I don’t see the benefit to Notes (for me personally), other than it’s a “nicer,” “safer” social media space. Again, that’s good, as far as it goes, but it’s not something I really need in my life. I know as a writer and indie publisher, I’m shooting myself in the foot AGAIN by not jumping on the discoverability/marketing bandwagon of social media, but I just can’t bring myself to spend my time doing something that leaves me so unsatisfied. I don’t begrudge anyone using Notes or Substack’s Chat or anything else, but it’s just not for me. I like my blogs and my newsletter and my early 2000s iteration of the internet. And yeah, okay, I like my RPG/OSR subreddits.

But I gotta be picky when it comes to my time and attention. The older I get, the more precious these things become. And Substack’s new features don’t interest me. I’m cool with writing and reading newsletters, and I don’t feel much need to join in the latest “thing.” Especially when that thing takes my attention away from the other things I already like.

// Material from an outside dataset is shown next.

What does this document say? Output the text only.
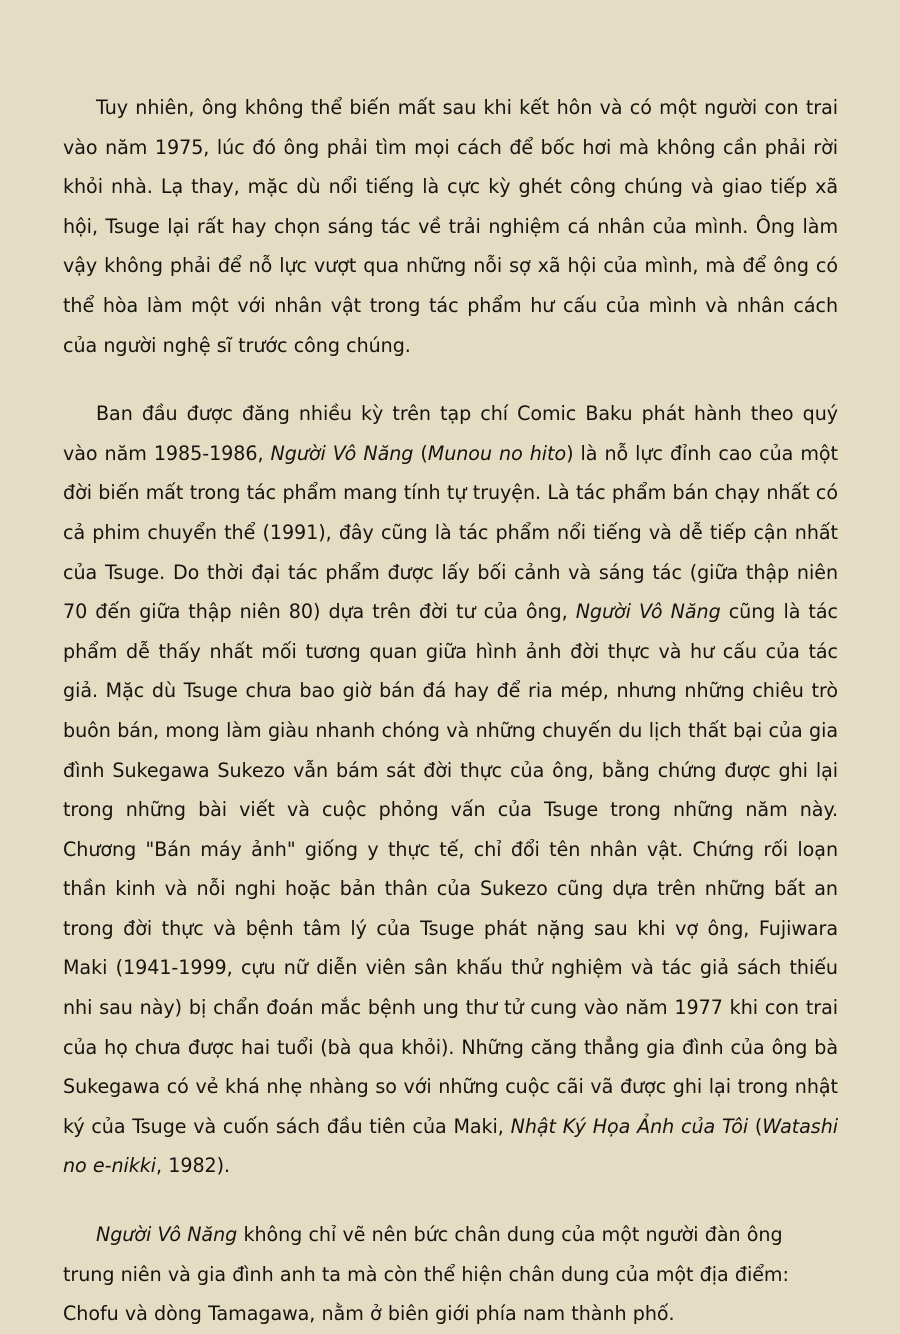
Tuy nhiên, ông không thể biến mất sau khi kết hôn và có một người con trai vào năm 1975, lúc đó ông phải tìm mọi cách để bốc hơi mà không cần phải rời khỏi nhà. Lạ thay, mặc dù nổi tiếng là cực kỳ ghét công chúng và giao tiếp xã hội, Tsuge lại rất hay chọn sáng tác về trải nghiệm cá nhân của mình. Ông làm vậy không phải để nỗ lực vượt qua những nỗi sợ xã hội của mình, mà để ông có thể hòa làm một với nhân vật trong tác phẩm hư cấu của mình và nhân cách của người nghệ sĩ trước công chúng.

Ban đầu được đăng nhiều kỳ trên tạp chí Comic Baku phát hành theo quý vào năm 1985-1986, Người Vô Năng (Munou no hito) là nỗ lực đỉnh cao của một đời biến mất trong tác phẩm mang tính tự truyện. Là tác phẩm bán chạy nhất có cả phim chuyển thể (1991), đây cũng là tác phẩm nổi tiếng và dễ tiếp cận nhất của Tsuge. Do thời đại tác phẩm được lấy bối cảnh và sáng tác (giữa thập niên 70 đến giữa thập niên 80) dựa trên đời tư của ông, Người Vô Năng cũng là tác phẩm dễ thấy nhất mối tương quan giữa hình ảnh đời thực và hư cấu của tác giả. Mặc dù Tsuge chưa bao giờ bán đá hay để ria mép, nhưng những chiêu trò buôn bán, mong làm giàu nhanh chóng và những chuyến du lịch thất bại của gia đình Sukegawa Sukezo vẫn bám sát đời thực của ông, bằng chứng được ghi lại trong những bài viết và cuộc phỏng vấn của Tsuge trong những năm này. Chương "Bán máy ảnh" giống y thực tế, chỉ đổi tên nhân vật. Chứng rối loạn thần kinh và nỗi nghi hoặc bản thân của Sukezo cũng dựa trên những bất an trong đời thực và bệnh tâm lý của Tsuge phát nặng sau khi vợ ông, Fujiwara Maki (1941-1999, cựu nữ diễn viên sân khấu thử nghiệm và tác giả sách thiếu nhi sau này) bị chẩn đoán mắc bệnh ung thư tử cung vào năm 1977 khi con trai của họ chưa được hai tuổi (bà qua khỏi). Những căng thẳng gia đình của ông bà Sukegawa có vẻ khá nhẹ nhàng so với những cuộc cãi vã được ghi lại trong nhật ký của Tsuge và cuốn sách đầu tiên của Maki, Nhật Ký Họa Ảnh của Tôi (Watashi no e-nikki, 1982).

Người Vô Năng không chỉ vẽ nên bức chân dung của một người đàn ông trung niên và gia đình anh ta mà còn thể hiện chân dung của một địa điểm: Chofu và dòng Tamagawa, nằm ở biên giới phía nam thành phố.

I guess I did feel a need to get this rant off my chest, though. Sorry about that!

Leaving Twitter

It’s about time.

I mean, it’s about time I left Twitter because I really don’t use it to communicate. I’m a lurker. I read the stream of stuff that shows up when I log on — other people’s stuff — but I don’t post anything. Weirdly, since I really enjoy blogging.

But I don’t enjoy posting things on Twitter. Or Facebook. Or Instagram. Or whatever. I’m too shy. (Again, weirdly. Because I do share stuff here and in my newsletter. I have no idea why blogging is easier for me, but it is.)

It’s also “about time” because it’s about time. I waste a lot of time reading what other people are writing on Twitter. I waste a lot of it thinking about the cool things people are doing on Twitter: all the books they’re releasing, all the clever ideas they are having, all the funny stories they are sharing. I read Twitter and then I get down on myself for not releasing as many books or having so many clever ideas or sharing so many funny stories.

I don’t want to waste time. I want to write more stories. I want to write more thoughts on fantasy literature (hello, newsletter) or my writing process or what I’m reading, but I want this writing to be long-form, to be personal, to be less of a race to popularity.

Also, I have a fundamental antipathy to social media. I signed up for these sites years ago because of the promise that they would help me connect with people or whatever. And I can’t deny that they didn’t help a little. I met cool people at the TCM Film Fest via Twitter.

But I didn’t make any lasting connections. Maybe that’s on me; maybe I didn’t use Twitter the right way. Frankly, I don’t think it matters. Right or wrong, I haven’t found it to be beneficial.

I’ve wasted a lot of time reading other people’s tweets. I don’t post my own stuff very often, mostly because I’m shy, even on the internet. I don’t like sharing little bon mots. I’m glad other people do and that they’re good at it, but it’s not for me.

I like blogging, I like my newsletter. I’m gonna try a micro.blog and see how that goes.

But I’m deleting Twitter. Probably in a day or two. I should have deleted it a long time ago. I think I was afraid of doing it, as if somehow having a Twitter account was necessary for reaching my readers.

But it’s not. It’s not necessary, at least not for me. For me, it was a negative experience. Not that I didn’t have fun reading stuff on Twitter, but it caused all these residual negatives that I’m better off getting rid of it.

Maybe it’s easier to be on Twitter, maybe it’s safer. Less risky. Build a platform the way everyone else is doing it. Maybe I’m a fool for getting off the big social media sites (though my husband will continue to maintain my Facebook page because he likes to… I forget I have Facebook most of the time).

But I’m tired of the time-suck. I’m tired of the way social media makes me feel like I’m in middle school again. These are my hang-ups, not anyone else’s, so if other people love Twitter or Instagram or whatever, that’s great. If people feel that they need to stay on these sites professionally, also great.

But I don’t want to anymore. I’m done.